This afternoon, in a round-about way and with an acute case of writer’s block (perhaps more accurately termed writer’s avoidance as I was avoiding a topic that had called to me for much of the day), I stumbled upon The Dictionary of Obscure Sorrows and I was delighted to enter in for a time.
It is, in a nutshell, a blog that showcases words made up by the blog’s author, John Koenig. It is delightful.
Every word and definition is accompanied by a video illustrating the meaning of the invented word. This one caught my attention today: Sonder. According to the Dictionary of Obscure Sorrows it means:
noun. the realization that each random passerby is living a life as vivid and complex as your own—populated with their own ambitions, friends, routines, worries and inherited craziness—an epic story that continues invisibly around you like an anthill sprawling deep underground, with elaborate passageways to thousands of other lives that you’ll never know existed, in which you might appear only once, as an extra sipping coffee in the background, as a blur of traffic passing on the highway, as a lighted window at dusk.
Check out the poignant video that goes along with the definition.

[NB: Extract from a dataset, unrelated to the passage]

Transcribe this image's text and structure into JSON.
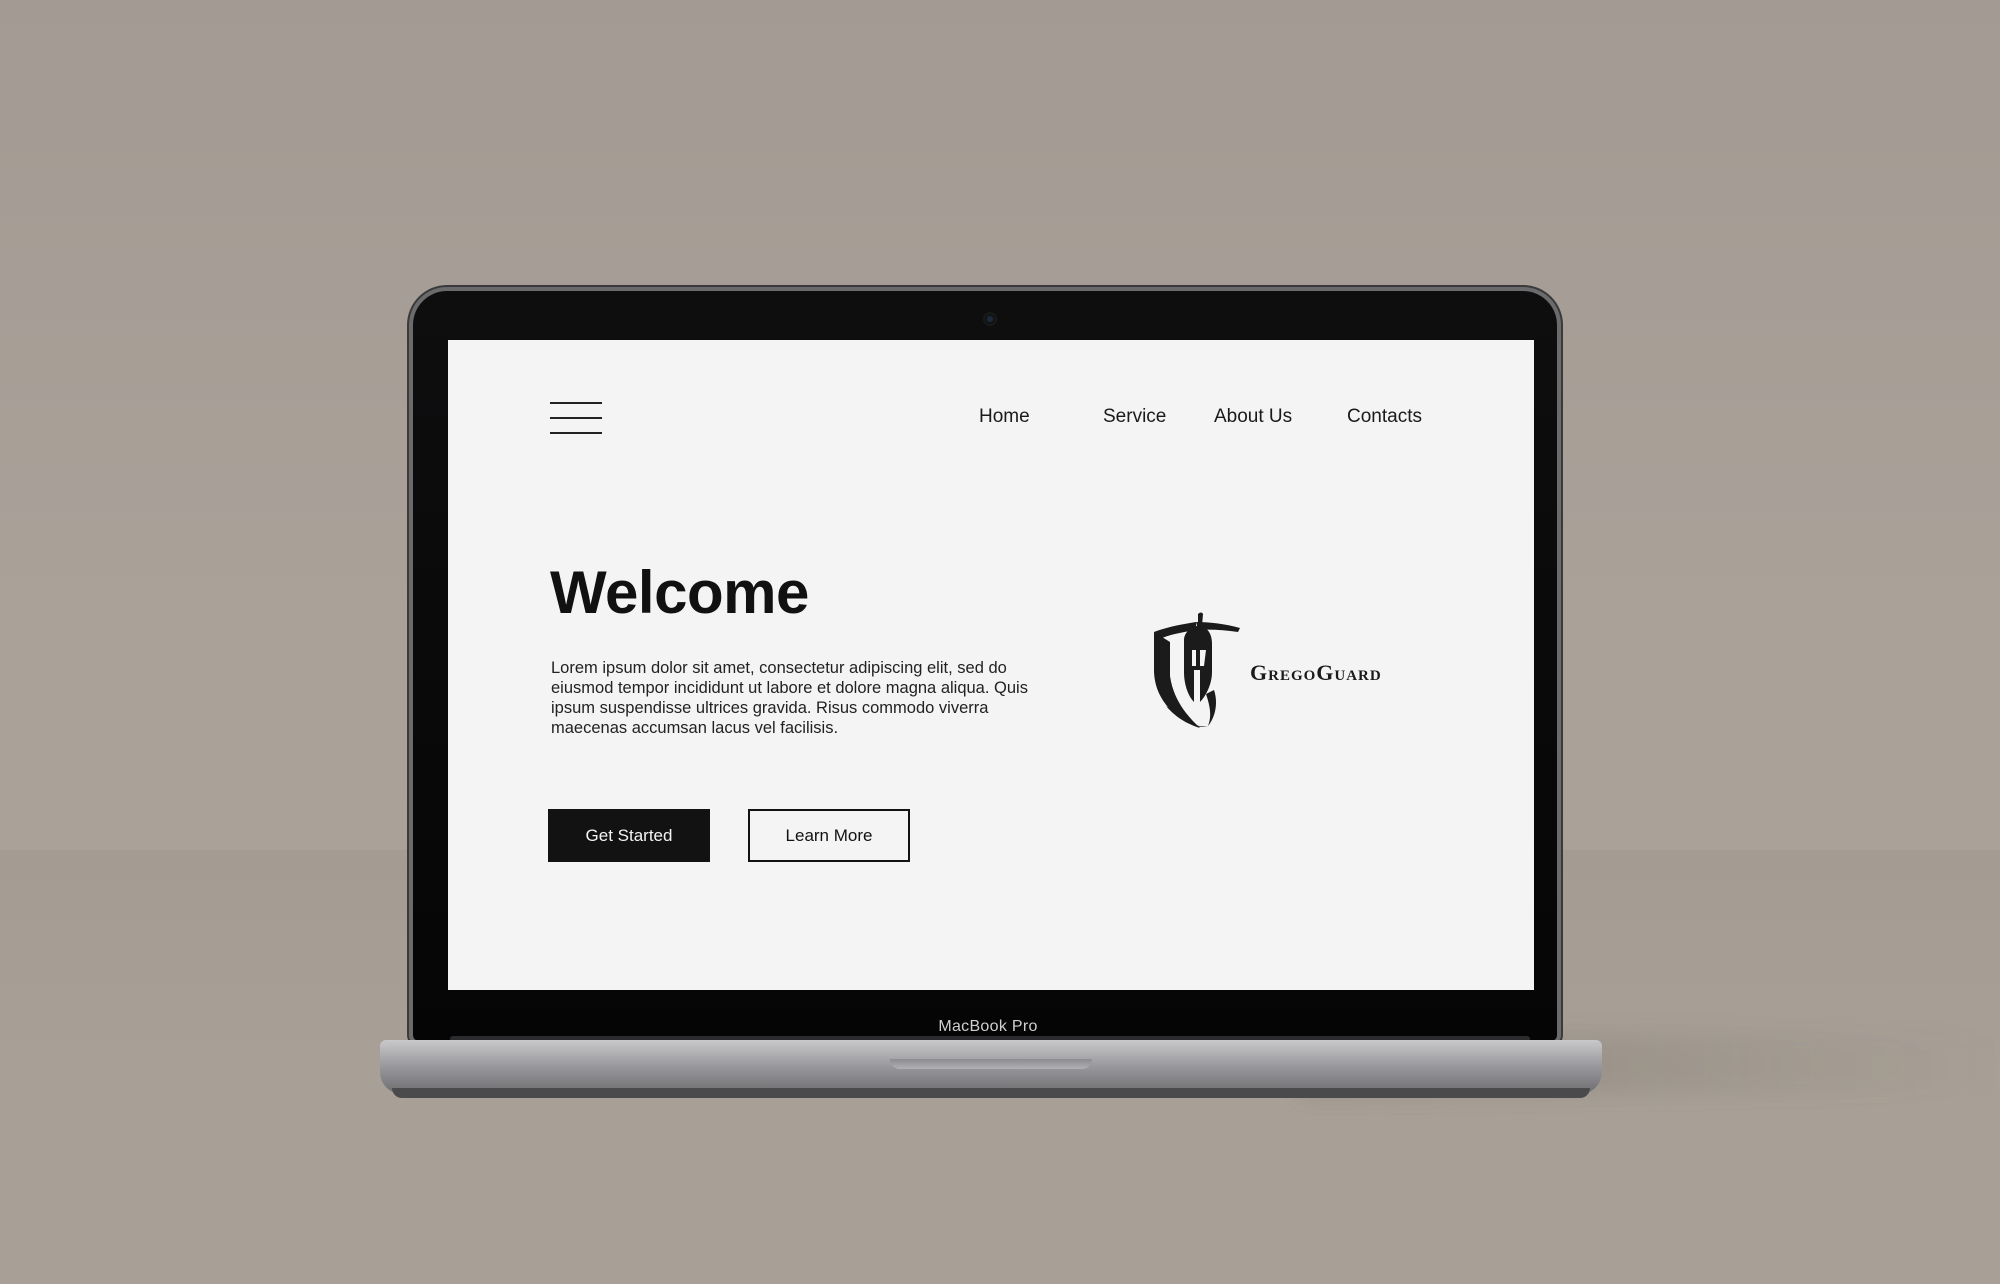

Isn’t it wonderful? It brings to mind certain books I’ve read that had a sense of sonder about them. It reminds me of countless hours I’ve spent sitting in airports watching people and imagining what their stories might be. It inspires me to open up Scrivener and dive back into the work I started when my muse visited more often than she seems to in recent days. The Dictionary of Obscure Sorrows may be the kick-in-the butt I need to get me back on track with some writing projects–one in particular that’s been nagging at me.